Наверное, впервые так раздражали Павла Дмитриевича слова и поступки жены. Что-то чужое и противное появилось в ее движениях, интонациях голоса, в жестах, – она почему-то все время взмахивала руками, запрокидывала голову и закатывала глаза, и не говорила, а либо пищала, либо шипела и вообще была похожа на курицу.

– Люба, – краснея от раздражения, тихо говорил он, – ты соображаешь, что делаешь? Где это, интересно, я должен появиться в таком виде, в английской тройке. Я еду в деревню, понимаешь, в деревню, где лают собаки, мычат коровы и где грязь после дождя по колено!

– Ну, это ведь, Павлуша, смотря какая деревня. Во многих местах уже…

– Я прошу тебя, Люба, перестань суетиться! Ради Бога, прекрати! Есть же у нас что-нибудь попроще, скромнее. Я обычный человек, я не должен ничем выделяться, и убери, прошу тебя, убери этот идиотский галстук, мне вообще не нужен галстук, а эти носки, ими петухов дразнить!

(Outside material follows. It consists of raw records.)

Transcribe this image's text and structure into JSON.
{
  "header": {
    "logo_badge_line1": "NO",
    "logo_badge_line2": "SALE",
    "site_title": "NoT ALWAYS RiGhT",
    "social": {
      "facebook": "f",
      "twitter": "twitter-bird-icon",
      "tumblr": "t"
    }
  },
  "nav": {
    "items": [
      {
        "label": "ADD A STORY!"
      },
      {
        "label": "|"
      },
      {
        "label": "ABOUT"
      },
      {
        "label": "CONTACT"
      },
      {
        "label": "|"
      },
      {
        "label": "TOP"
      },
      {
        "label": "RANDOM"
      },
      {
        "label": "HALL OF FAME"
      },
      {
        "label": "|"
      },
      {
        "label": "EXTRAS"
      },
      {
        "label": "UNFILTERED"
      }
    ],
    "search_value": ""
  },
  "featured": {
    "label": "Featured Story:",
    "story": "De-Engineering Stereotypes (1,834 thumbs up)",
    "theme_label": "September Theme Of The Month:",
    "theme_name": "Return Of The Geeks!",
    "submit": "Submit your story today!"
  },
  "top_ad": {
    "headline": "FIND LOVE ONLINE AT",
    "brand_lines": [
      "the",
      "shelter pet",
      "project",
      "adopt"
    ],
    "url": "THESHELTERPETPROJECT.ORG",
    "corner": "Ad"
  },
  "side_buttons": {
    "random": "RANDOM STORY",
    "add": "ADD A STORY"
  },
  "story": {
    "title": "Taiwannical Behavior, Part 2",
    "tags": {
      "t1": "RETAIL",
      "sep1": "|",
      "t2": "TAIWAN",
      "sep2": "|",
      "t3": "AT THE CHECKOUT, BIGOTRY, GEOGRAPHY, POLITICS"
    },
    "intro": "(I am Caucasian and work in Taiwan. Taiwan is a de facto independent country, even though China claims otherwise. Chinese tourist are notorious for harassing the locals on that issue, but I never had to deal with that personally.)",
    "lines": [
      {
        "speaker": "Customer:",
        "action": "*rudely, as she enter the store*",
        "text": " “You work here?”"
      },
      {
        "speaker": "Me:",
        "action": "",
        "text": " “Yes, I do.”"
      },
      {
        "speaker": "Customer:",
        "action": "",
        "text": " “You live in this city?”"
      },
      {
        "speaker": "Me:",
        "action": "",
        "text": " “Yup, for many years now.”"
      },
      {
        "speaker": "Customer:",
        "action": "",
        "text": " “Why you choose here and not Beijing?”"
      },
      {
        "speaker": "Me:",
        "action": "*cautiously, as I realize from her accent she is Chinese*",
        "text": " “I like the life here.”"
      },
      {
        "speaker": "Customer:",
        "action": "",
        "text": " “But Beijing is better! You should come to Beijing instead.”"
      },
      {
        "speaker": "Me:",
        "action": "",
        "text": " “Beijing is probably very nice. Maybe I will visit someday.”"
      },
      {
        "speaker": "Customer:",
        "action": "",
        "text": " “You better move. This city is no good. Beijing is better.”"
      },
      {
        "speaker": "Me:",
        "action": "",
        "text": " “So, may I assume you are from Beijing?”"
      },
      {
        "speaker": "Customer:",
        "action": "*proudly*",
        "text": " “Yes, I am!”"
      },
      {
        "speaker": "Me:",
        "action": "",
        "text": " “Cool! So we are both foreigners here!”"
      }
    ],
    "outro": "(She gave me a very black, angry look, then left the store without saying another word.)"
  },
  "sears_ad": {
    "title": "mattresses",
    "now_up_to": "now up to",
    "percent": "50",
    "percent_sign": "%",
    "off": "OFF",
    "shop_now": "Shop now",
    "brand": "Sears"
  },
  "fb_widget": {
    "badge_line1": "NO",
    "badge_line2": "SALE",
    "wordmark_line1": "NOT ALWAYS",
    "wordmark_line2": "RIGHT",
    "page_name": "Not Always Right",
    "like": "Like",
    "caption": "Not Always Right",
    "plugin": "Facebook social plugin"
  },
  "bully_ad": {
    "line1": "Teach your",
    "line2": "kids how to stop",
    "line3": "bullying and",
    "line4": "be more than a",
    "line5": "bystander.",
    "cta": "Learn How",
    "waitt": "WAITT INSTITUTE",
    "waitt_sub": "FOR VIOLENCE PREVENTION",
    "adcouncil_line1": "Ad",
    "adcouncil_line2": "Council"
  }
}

Уловив обиду в глазах жены, Павел Дмитриевич махнул рукой, ушел в кабинет и закрыл за собой дверь. Не хлопнул дверью, но закрыл. В адрес жены он ни разу за всю жизнь не хлопнул дверью, не было ни причин, ни оснований, не было их и сейчас, ведь понимал ее беспокойство, оно нормально, но раздражение не покидало его, потому что в основе его было недовольство собой. Он не нравился себе в эти суматошные часы сборов и не мог достаточно сосредоточиться, чтобы хладнокровно проанализировать ситуацию, выявить подлинную причину раздражения и таким образом избавиться от этого унизительного состояния быть не самим собой.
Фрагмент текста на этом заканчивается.